Op 2 april 2024 heeft de kinderrechter van de Rechtbank Zeeland-West-Brabant een beschikking gegeven in een rekestprocedure betreffende de machtiging tot gesloten jeugdhulp voor een minderjarige, hierna te noemen [minderjarige]. De kinderrechter heeft vastgesteld dat [minderjarige], geboren op [geboortedag] 2009, in een kwetsbare positie verkeert en dat er in korte tijd veel incidenten hebben plaatsgevonden tijdens haar verblijf op een open groep.

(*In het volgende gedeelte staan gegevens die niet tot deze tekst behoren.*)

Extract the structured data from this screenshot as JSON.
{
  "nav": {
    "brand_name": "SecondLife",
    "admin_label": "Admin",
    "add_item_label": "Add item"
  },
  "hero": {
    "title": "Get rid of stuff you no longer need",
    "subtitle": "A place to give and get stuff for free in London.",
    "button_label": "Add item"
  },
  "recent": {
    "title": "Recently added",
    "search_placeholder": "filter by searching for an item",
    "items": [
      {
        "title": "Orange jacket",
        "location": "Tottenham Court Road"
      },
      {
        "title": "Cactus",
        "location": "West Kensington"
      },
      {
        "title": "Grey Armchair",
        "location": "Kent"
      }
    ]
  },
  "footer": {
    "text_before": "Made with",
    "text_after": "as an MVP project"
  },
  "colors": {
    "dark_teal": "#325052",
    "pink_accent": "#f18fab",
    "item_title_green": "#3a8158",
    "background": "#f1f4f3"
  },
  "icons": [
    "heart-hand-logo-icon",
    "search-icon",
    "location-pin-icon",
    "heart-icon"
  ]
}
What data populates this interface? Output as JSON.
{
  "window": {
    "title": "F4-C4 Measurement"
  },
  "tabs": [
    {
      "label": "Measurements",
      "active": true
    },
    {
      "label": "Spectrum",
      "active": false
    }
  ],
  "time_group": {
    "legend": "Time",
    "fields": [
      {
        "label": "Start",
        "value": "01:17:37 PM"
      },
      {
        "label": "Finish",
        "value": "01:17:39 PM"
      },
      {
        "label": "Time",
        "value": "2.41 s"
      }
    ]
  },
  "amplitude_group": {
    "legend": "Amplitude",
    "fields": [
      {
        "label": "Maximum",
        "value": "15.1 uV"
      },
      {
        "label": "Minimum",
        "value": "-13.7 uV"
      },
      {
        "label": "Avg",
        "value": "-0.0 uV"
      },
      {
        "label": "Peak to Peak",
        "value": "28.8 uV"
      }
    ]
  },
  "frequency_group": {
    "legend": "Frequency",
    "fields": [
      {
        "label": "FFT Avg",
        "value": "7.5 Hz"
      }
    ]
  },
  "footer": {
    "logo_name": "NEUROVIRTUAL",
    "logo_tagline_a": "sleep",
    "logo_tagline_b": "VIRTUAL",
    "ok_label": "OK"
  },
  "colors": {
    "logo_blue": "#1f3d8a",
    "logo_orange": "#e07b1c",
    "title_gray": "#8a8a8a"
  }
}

De kinderrechter heeft eerder al een ondertoezichtstelling en machtiging tot uithuisplaatsing verleend, maar gezien de recente incidenten, waaronder drugsgebruik en weglopen, is besloten om de gesloten plaatsing voort te zetten.
De gecertificeerde instelling (GI) heeft verzocht om een machtiging voor gesloten jeugdhulp voor de duur van de ondertoezichtstelling, tot 8 november 2024. De kinderrechter heeft de zaak behandeld met gesloten deuren, waarbij zowel [minderjarige] als haar vader en een vertegenwoordiger van de GI aanwezig waren. De moeder is niet verschenen. De kinderrechter heeft geconcludeerd dat er ernstige opgroei- en opvoedingsproblemen zijn die de ontwikkeling van [minderjarige] ernstig belemmeren. Er zijn zorgen over haar seksuele veiligheid, basiszorg en middelengebruik, en de kinderrechter heeft vastgesteld dat er geen minder ingrijpende mogelijkheden zijn om deze problemen te behandelen.
Uiteindelijk heeft de kinderrechter besloten om de GI een machtiging te verlenen voor een periode van drie maanden, tot 6 juli 2024, met de mogelijkheid tot een tussentijds toetsmoment. De kinderrechter heeft benadrukt dat er maatwerk moet worden geboden aan [minderjarige] en dat zij niet opnieuw het gehele traject binnen de geslotenheid hoeft te doorlopen, gezien haar recente ervaringen. De kinderrechter heeft ook aangegeven dat er een schriftelijk verslag van de GI verwacht wordt over de voortgang van de behandeling en de verloven van [minderjarige].